The primary objective of this project is to utilize the temporal aspect of the data by harnessing the difference between the start and end dates and times of each taxi trip. Specifically, we aim to predict the duration of each trip using the temporal data as a key predictor.
The main components of this project include:
Exploration of the data was done via eda.ipynb jupyter notebook file
- Explore data
- Checked the Data Structure and columns
- Checked the numbers of features and observations in the data
- prepare data
- Checked for missing values
- Checked for outliers
- Checked for Duplicates
- train data
- Catergorical variables were encoded using the DictVectorizer.
- trained best model.
- flask was used for web deployment via web_service.py script.

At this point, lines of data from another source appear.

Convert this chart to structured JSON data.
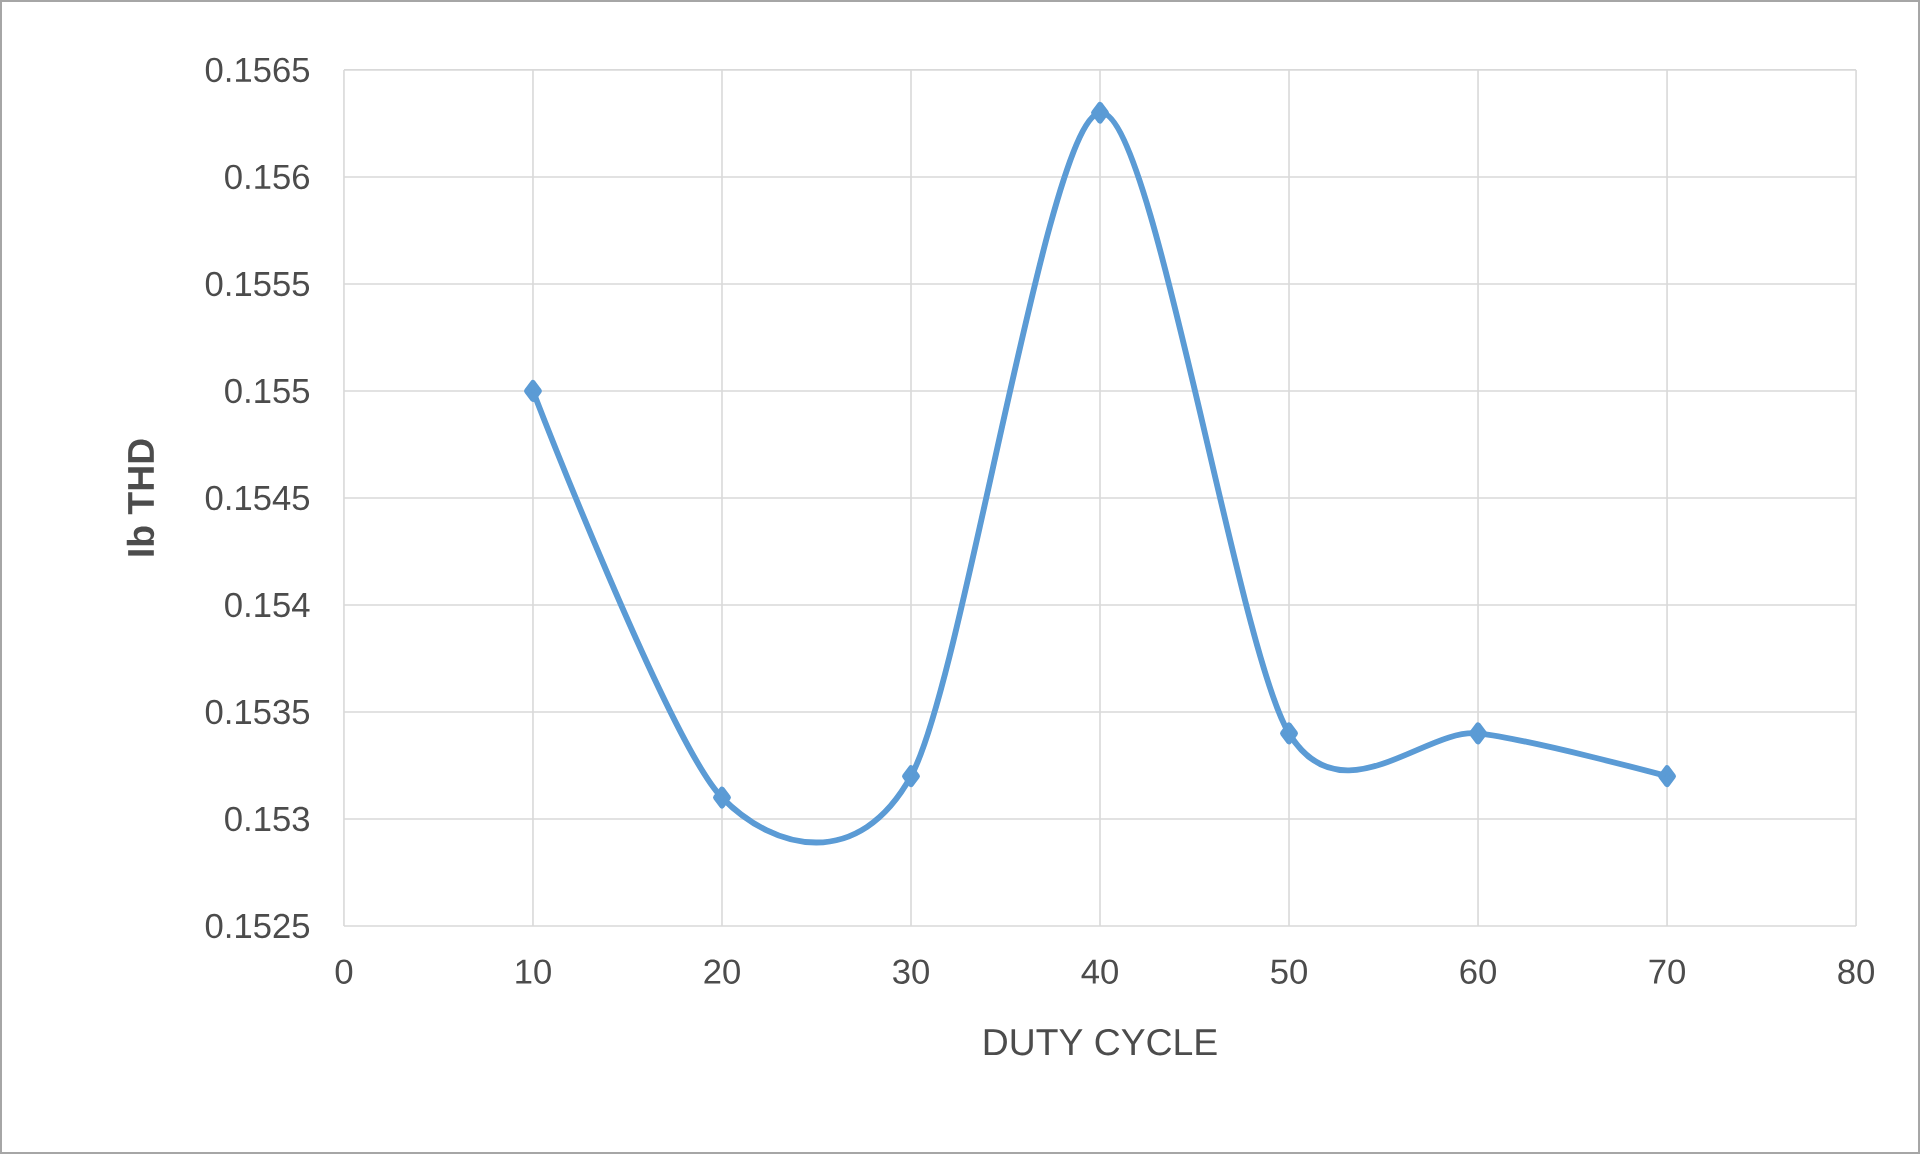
{
  "chart_data": {
    "type": "line",
    "xlabel": "DUTY CYCLE",
    "ylabel": "Ib THD",
    "x": [
      10,
      20,
      30,
      40,
      50,
      60,
      70
    ],
    "series": [
      {
        "color": "#5b9bd5",
        "values": [
          0.155,
          0.1531,
          0.1532,
          0.1563,
          0.1534,
          0.1534,
          0.1532
        ]
      }
    ],
    "xlim": [
      0,
      80
    ],
    "xticks": [
      0,
      10,
      20,
      30,
      40,
      50,
      60,
      70,
      80
    ],
    "ylim": [
      0.1525,
      0.1565
    ],
    "yticks": [
      0.1525,
      0.153,
      0.1535,
      0.154,
      0.1545,
      0.155,
      0.1555,
      0.156,
      0.1565
    ],
    "grid": true,
    "marker": "diamond",
    "line_style": "solid"
  }
}
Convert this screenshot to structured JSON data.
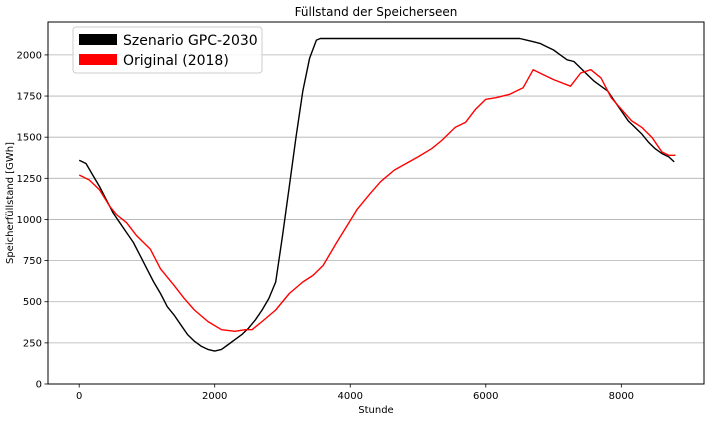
{
  "chart_data": {
    "type": "line",
    "title": "Füllstand der Speicherseen",
    "xlabel": "Stunde",
    "ylabel": "Speicherfüllstand [GWh]",
    "xlim": [
      -460,
      9220
    ],
    "ylim": [
      0,
      2200
    ],
    "x_ticks": [
      0,
      2000,
      4000,
      6000,
      8000
    ],
    "y_ticks": [
      0,
      250,
      500,
      750,
      1000,
      1250,
      1500,
      1750,
      2000
    ],
    "grid": "horizontal",
    "legend_position": "top-left",
    "series": [
      {
        "name": "Szenario GPC-2030",
        "color": "#000000",
        "x": [
          0,
          100,
          200,
          300,
          400,
          500,
          600,
          700,
          800,
          900,
          1000,
          1100,
          1200,
          1300,
          1400,
          1500,
          1600,
          1700,
          1800,
          1900,
          2000,
          2100,
          2200,
          2300,
          2400,
          2500,
          2600,
          2700,
          2800,
          2900,
          3000,
          3100,
          3200,
          3300,
          3400,
          3500,
          3560,
          4000,
          5000,
          6000,
          6500,
          6600,
          6700,
          6800,
          6900,
          7000,
          7100,
          7200,
          7300,
          7400,
          7500,
          7600,
          7700,
          7800,
          7900,
          8000,
          8100,
          8200,
          8300,
          8400,
          8500,
          8600,
          8700,
          8780
        ],
        "values": [
          1360,
          1340,
          1270,
          1200,
          1120,
          1040,
          980,
          920,
          860,
          780,
          700,
          620,
          550,
          470,
          420,
          360,
          300,
          260,
          230,
          210,
          200,
          210,
          240,
          270,
          300,
          340,
          390,
          450,
          520,
          620,
          900,
          1200,
          1500,
          1780,
          1980,
          2090,
          2100,
          2100,
          2100,
          2100,
          2100,
          2090,
          2080,
          2070,
          2050,
          2030,
          2000,
          1970,
          1960,
          1920,
          1880,
          1840,
          1810,
          1780,
          1720,
          1660,
          1600,
          1560,
          1520,
          1470,
          1430,
          1400,
          1380,
          1350
        ]
      },
      {
        "name": "Original (2018)",
        "color": "#ff0000",
        "x": [
          0,
          150,
          300,
          450,
          550,
          700,
          850,
          1050,
          1200,
          1400,
          1550,
          1700,
          1900,
          2100,
          2300,
          2450,
          2550,
          2700,
          2900,
          3100,
          3300,
          3450,
          3600,
          3800,
          3950,
          4100,
          4300,
          4450,
          4650,
          5000,
          5200,
          5350,
          5550,
          5700,
          5850,
          6000,
          6150,
          6350,
          6550,
          6700,
          6850,
          7000,
          7250,
          7400,
          7550,
          7700,
          7850,
          8000,
          8150,
          8300,
          8450,
          8600,
          8700,
          8800
        ],
        "values": [
          1270,
          1240,
          1180,
          1080,
          1030,
          980,
          900,
          820,
          700,
          600,
          520,
          450,
          380,
          330,
          320,
          330,
          330,
          380,
          450,
          550,
          620,
          660,
          720,
          860,
          960,
          1060,
          1160,
          1230,
          1300,
          1380,
          1430,
          1480,
          1560,
          1590,
          1670,
          1730,
          1740,
          1760,
          1800,
          1910,
          1880,
          1850,
          1810,
          1890,
          1910,
          1860,
          1740,
          1670,
          1600,
          1560,
          1500,
          1410,
          1390,
          1390
        ]
      }
    ]
  }
}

- Setup Pipenv Virtual Environment, by opening Cli on your system and run
pip install pipenv
- install the following:
- flask
- numpy
- scikit-learn version
- requests
pipenv install gunicorn flask numpy scikit-learn==1.3.0 requests
You can deploy the model on Docker. To do so, you need to have Docker installed on your machine, then you build the image with the following command:
NOTE: Docker must be running before your run the following commands:
pipenv shell
Create docker image by running the following:
docker build -t midtermproj .
followed by this docker command which runs the docker image created
docker run -it --rm -p 9690:9690 midtermproj
By the conclusion of this project, we aim to accomplish the following:
Develop a predictive model capable of accurately estimating the duration of yellow taxi trips in New York City. Gain insights into the factors that influence trip duration, especially the role of temporal variables. Contribute valuable findings and analysis to the field of transportation data analysis, with implications for optimizing taxi services, traffic management, and passenger experiences. The utilization of temporal data to predict trip duration holds the potential to enhance the efficiency and reliability of taxi services in New York City, benefiting both passengers and providers. This project demonstrates the power of data analytics and predictive modeling in addressing real-world transportation challenges.